Thirteen new Walter Lantz Technicolor cartoons are planned, with Knothead and Splinter added to the characters in these items. Takeoffs on popular subjects will again be a feature. Some titles: “Dopey Dick the Pink Whale;” “To Catch a Woodpecker,” and “The Plumber of Seville,” among others on the schedule.

According to Mr. Moray [Norman H. Moray, short subject sales manager], cartoons continue to be number one favorite with audiences, and 30 new cartoons headed by Bugs Bunny will be in 1956-57 release. “Reprints on yesterday’s outstanding cartoon successes are going better than ever, proving conclusively that there is no age on a fine cartoon,” Mr. Moray said.

Of course this was all ballyhoo. MGM talks about about cartoon success but by the end of the year, the company told Bill Hanna and Joe Barbera their cartoon studio was being closed and to finish whatever they had in production.
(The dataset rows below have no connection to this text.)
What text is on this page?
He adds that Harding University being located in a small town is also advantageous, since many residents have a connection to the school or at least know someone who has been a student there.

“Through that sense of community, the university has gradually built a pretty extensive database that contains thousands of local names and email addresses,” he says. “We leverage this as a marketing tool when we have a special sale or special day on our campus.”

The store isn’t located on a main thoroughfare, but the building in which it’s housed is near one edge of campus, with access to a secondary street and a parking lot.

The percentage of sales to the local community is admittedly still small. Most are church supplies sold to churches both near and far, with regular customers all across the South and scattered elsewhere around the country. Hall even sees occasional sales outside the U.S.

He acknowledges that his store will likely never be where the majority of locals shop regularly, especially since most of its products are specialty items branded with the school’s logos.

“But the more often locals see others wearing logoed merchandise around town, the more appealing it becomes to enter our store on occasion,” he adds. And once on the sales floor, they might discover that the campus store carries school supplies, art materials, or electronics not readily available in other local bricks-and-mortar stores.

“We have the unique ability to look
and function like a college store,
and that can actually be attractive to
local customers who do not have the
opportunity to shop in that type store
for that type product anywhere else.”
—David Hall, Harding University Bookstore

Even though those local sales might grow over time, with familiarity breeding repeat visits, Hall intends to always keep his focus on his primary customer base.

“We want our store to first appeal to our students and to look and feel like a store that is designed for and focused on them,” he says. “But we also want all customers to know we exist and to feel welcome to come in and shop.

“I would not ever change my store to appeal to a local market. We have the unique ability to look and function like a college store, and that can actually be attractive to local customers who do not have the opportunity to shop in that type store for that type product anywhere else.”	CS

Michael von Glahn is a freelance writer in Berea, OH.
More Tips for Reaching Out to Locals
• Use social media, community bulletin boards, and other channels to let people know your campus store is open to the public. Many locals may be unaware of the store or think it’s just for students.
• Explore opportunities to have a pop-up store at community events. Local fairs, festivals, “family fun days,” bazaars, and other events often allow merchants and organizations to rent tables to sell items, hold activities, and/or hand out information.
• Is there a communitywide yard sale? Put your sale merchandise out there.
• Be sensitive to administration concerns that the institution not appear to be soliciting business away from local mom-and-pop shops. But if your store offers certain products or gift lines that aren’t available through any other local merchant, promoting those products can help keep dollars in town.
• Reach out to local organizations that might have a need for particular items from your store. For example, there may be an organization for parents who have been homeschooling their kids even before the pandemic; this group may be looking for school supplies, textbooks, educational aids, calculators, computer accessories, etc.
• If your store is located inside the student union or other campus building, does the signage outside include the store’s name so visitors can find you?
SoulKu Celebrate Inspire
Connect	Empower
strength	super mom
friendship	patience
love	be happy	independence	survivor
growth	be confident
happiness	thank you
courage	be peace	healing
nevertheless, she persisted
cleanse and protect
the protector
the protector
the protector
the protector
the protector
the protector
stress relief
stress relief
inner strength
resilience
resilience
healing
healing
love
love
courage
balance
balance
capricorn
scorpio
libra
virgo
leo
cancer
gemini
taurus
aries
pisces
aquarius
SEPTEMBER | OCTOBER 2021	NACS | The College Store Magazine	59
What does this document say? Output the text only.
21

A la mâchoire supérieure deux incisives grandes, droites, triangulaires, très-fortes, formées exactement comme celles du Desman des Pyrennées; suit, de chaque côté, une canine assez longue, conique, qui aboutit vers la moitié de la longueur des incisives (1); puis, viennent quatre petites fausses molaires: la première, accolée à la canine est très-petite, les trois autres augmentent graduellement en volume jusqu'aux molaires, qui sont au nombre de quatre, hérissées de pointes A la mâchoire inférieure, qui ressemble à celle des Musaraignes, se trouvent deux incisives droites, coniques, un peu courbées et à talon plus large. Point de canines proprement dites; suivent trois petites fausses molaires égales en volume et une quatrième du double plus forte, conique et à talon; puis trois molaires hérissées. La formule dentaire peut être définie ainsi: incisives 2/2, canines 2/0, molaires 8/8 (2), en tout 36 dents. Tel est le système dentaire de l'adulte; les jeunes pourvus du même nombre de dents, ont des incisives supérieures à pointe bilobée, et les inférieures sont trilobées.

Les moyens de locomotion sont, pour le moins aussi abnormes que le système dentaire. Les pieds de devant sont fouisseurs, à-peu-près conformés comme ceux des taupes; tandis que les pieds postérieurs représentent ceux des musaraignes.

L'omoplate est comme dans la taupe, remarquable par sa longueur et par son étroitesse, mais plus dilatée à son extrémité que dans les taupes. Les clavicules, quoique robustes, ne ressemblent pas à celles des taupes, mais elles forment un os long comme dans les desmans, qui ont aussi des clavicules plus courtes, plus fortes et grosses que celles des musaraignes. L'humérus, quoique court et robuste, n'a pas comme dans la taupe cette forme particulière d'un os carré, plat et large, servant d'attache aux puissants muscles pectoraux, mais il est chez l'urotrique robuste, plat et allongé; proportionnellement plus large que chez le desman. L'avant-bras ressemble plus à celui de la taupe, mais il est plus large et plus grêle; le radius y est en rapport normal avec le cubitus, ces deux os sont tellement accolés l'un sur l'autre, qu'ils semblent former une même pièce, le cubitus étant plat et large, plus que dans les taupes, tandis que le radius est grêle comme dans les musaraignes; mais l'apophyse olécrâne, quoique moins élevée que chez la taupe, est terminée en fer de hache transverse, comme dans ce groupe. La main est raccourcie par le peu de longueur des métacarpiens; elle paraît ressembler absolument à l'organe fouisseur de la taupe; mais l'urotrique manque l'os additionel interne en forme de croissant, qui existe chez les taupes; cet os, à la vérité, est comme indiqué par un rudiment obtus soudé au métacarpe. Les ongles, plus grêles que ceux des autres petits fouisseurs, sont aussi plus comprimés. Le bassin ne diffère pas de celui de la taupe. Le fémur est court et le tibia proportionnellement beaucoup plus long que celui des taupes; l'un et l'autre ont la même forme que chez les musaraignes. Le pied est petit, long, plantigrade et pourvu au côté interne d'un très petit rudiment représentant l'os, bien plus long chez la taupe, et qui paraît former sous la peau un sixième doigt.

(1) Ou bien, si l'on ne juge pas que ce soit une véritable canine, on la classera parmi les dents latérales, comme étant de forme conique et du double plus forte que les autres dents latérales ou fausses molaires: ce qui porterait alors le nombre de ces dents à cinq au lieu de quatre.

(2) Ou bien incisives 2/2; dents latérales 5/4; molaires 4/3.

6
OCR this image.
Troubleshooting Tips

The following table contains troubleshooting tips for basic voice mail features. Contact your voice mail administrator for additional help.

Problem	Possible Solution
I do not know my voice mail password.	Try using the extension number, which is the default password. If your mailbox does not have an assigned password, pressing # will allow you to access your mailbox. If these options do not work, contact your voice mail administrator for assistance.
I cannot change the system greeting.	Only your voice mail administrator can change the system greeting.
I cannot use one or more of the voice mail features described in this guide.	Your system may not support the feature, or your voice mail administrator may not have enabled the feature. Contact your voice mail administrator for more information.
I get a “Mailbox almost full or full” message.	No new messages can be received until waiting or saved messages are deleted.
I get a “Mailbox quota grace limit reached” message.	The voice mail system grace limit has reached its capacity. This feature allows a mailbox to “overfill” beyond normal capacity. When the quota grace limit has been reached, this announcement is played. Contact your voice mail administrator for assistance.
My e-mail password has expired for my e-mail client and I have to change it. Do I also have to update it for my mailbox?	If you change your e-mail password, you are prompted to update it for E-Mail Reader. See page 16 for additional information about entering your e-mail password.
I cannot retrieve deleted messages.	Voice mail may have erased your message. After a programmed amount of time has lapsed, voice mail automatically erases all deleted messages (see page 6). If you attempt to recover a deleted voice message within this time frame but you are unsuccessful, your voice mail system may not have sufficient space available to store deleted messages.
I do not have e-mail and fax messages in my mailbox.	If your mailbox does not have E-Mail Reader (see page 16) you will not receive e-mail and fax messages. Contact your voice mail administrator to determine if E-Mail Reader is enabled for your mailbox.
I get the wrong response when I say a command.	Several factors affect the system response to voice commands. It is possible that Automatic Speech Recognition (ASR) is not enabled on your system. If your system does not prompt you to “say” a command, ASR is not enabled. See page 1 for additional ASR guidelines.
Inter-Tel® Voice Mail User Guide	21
Those “Television...cartoons that seem amateurish” would soon change the landscape of animation.


  1. The 1956-57 season was Warners' last really great release year, where you could have an Academy Award nominee ("Tabasco Road") and and Academy Award winner ("Birds Anonymous") released on either side of "What's Opera, Doc?". But my guess here is when Brooks is talking about cartoons "growing up" and being designed more for adults, he's probably talking UPA, even though some of the stylized UPA work was framed around more juvenile story lines.

    (Terrytoons does get a little love in the story, possibly due to Gene Deitch's UPA-New York roots, though of the CinemaScope entries mentioned, “Gag Buster”, “A Bum Steer” and “The Bone Ranger” feel like hybrids, as though they were started by the original Terry crew and them were tweaked into something that wasn't quite the new, modern Terrytoons, but they also weren't Paul Terry's old one-shot efforts, either.)

    1. It'd be interesting to know if Deitch had any role in them; my impression is he was concentrating on his own regular characters and these ones simply were left to go through the system.

    2. Since they were just recently posted on the Terry Toons YouTube page, I noted that all three got the 'modern' jazz music opening that Deitch would use for his other new-look CinemaScope efforts, like "Topsy TV" and "Flebus". So they seem to have been a little more than just burn-offs, but at the same time not something Deitch would have totally favored ("Gag Buster" sort of looks back to the early Heckle and Jeckle "The Power of Thought" and even to the Gandy Goose 1940 effort "The Magic Pencil", while at the same time looking forward a year to Deitch's own Tom Terrific).